The West’s reaction to the attacks on Paris does not appear to be a serious, considered attempt to make the situation better. It looks like retaliation, and we know what Jesus had to say about that:

“You have heard that it was said ‘An eye for an eye and a tooth for a tooth.’ But I say to you, Do not resist an evildoer [with violence]” (Matthew 5:38-39)*

This war will not be won with retaliation or more bombs, but the demise of terrorism will be greatly aided by stopping the flow of weapons and money to Daesh and by de-legitimising their ideology and therefore their appeal. Nothing will hurt Daesh’s recruitment drive more than if we seek justice for Muslims in places where they are persecuted, work on building good relationships between Muslims and others in Western countries, and reach out a helping hand to Muslim refugees.

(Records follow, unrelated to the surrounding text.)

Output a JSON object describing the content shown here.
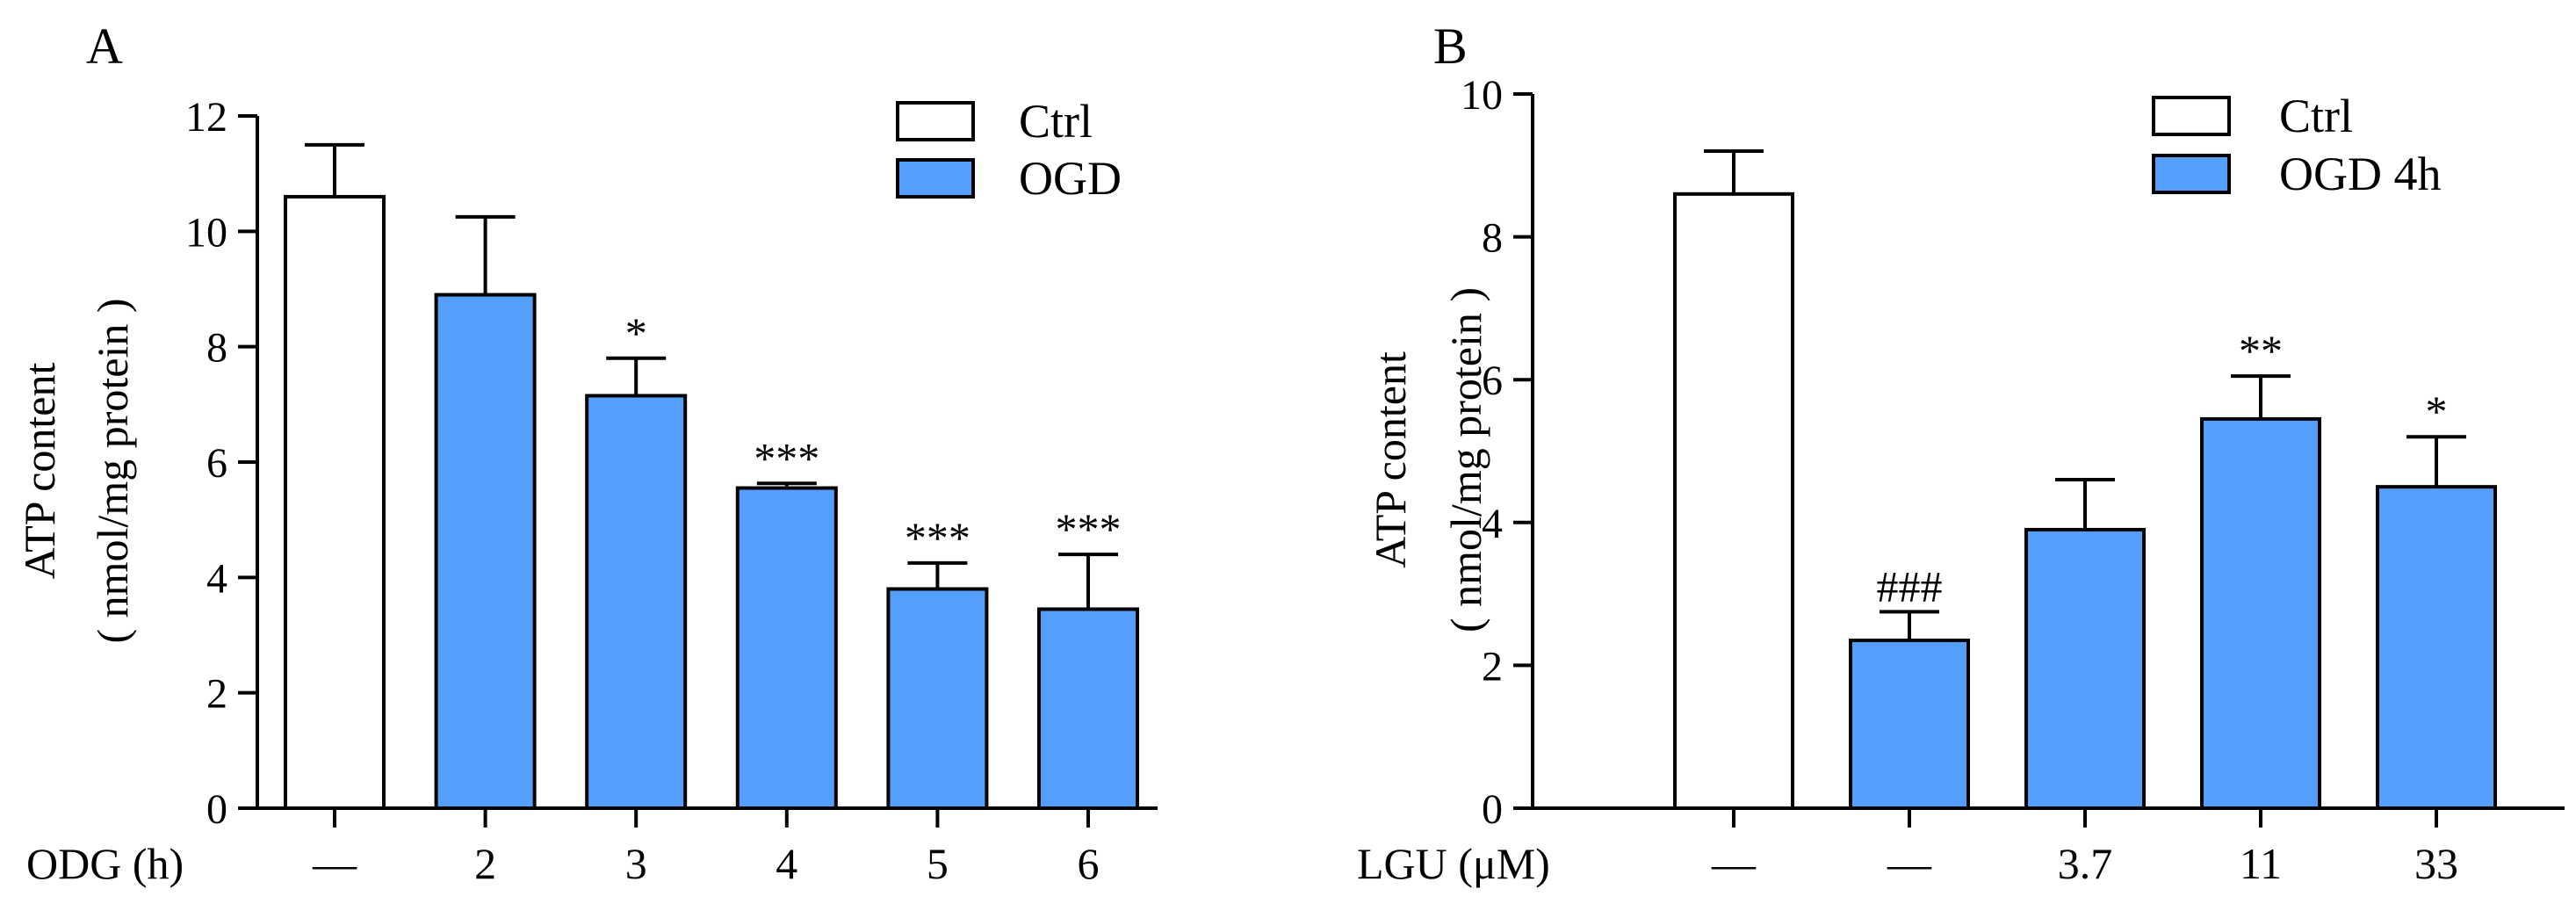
{
  "chart_data": [
    {
      "type": "bar",
      "panel_label": "A",
      "title": "",
      "ylabel_line1": "ATP content",
      "ylabel_line2": "( nmol/mg protein )",
      "xlabel": "ODG (h)",
      "ylim": [
        0,
        12
      ],
      "yticks": [
        "0",
        "2",
        "4",
        "6",
        "8",
        "10",
        "12"
      ],
      "categories": [
        "—",
        "2",
        "3",
        "4",
        "5",
        "6"
      ],
      "values": [
        10.6,
        8.9,
        7.15,
        5.55,
        3.8,
        3.45
      ],
      "errors": [
        0.9,
        1.35,
        0.65,
        0.08,
        0.45,
        0.95
      ],
      "groups": [
        "ctrl",
        "treat",
        "treat",
        "treat",
        "treat",
        "treat"
      ],
      "annotations": [
        "",
        "",
        "*",
        "***",
        "***",
        "***"
      ],
      "legend": [
        {
          "key": "ctrl",
          "label": "Ctrl"
        },
        {
          "key": "treat",
          "label": "OGD"
        }
      ],
      "legend_position": "top-right",
      "colors": {
        "ctrl": "#ffffff",
        "treat": "#549ffc"
      },
      "grid": false
    },
    {
      "type": "bar",
      "panel_label": "B",
      "title": "",
      "ylabel_line1": "ATP content",
      "ylabel_line2": "( nmol/mg protein )",
      "xlabel": "LGU (μM)",
      "ylim": [
        0,
        10
      ],
      "yticks": [
        "0",
        "2",
        "4",
        "6",
        "8",
        "10"
      ],
      "categories": [
        "—",
        "—",
        "3.7",
        "11",
        "33"
      ],
      "values": [
        8.6,
        2.35,
        3.9,
        5.45,
        4.5
      ],
      "errors": [
        0.6,
        0.4,
        0.7,
        0.6,
        0.7
      ],
      "groups": [
        "ctrl",
        "treat",
        "treat",
        "treat",
        "treat"
      ],
      "annotations": [
        "",
        "###",
        "",
        "**",
        "*"
      ],
      "legend": [
        {
          "key": "ctrl",
          "label": "Ctrl"
        },
        {
          "key": "treat",
          "label": "OGD 4h"
        }
      ],
      "legend_position": "top-right",
      "colors": {
        "ctrl": "#ffffff",
        "treat": "#549ffc"
      },
      "grid": false
    }
  ]
}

Here are some things you can do:

  • Reach out to your Muslim neighbours in friendship- try building positive relationships between your church and a local mosque, for example.
  • Grow relationships with Muslim neighbours and show solidarity with Palestinians at the same time- hold a joint fundraiser with the local mosque in aid of a Palestinian school or in aid of a group working in Palestine for justice and peace, for example.
  • Get involved with campaigning and volunteering for refugees, many of whom are Muslim.

If you find it hard to do the things above, you can still pray. Why not hold a vigil for the suffering people of Syria in your church, just as many churches held vigils for the victims in Paris? More violence will not stop the cycle of violence. Solidarity with Muslims and an understanding of the roots of terrorism will certainly help.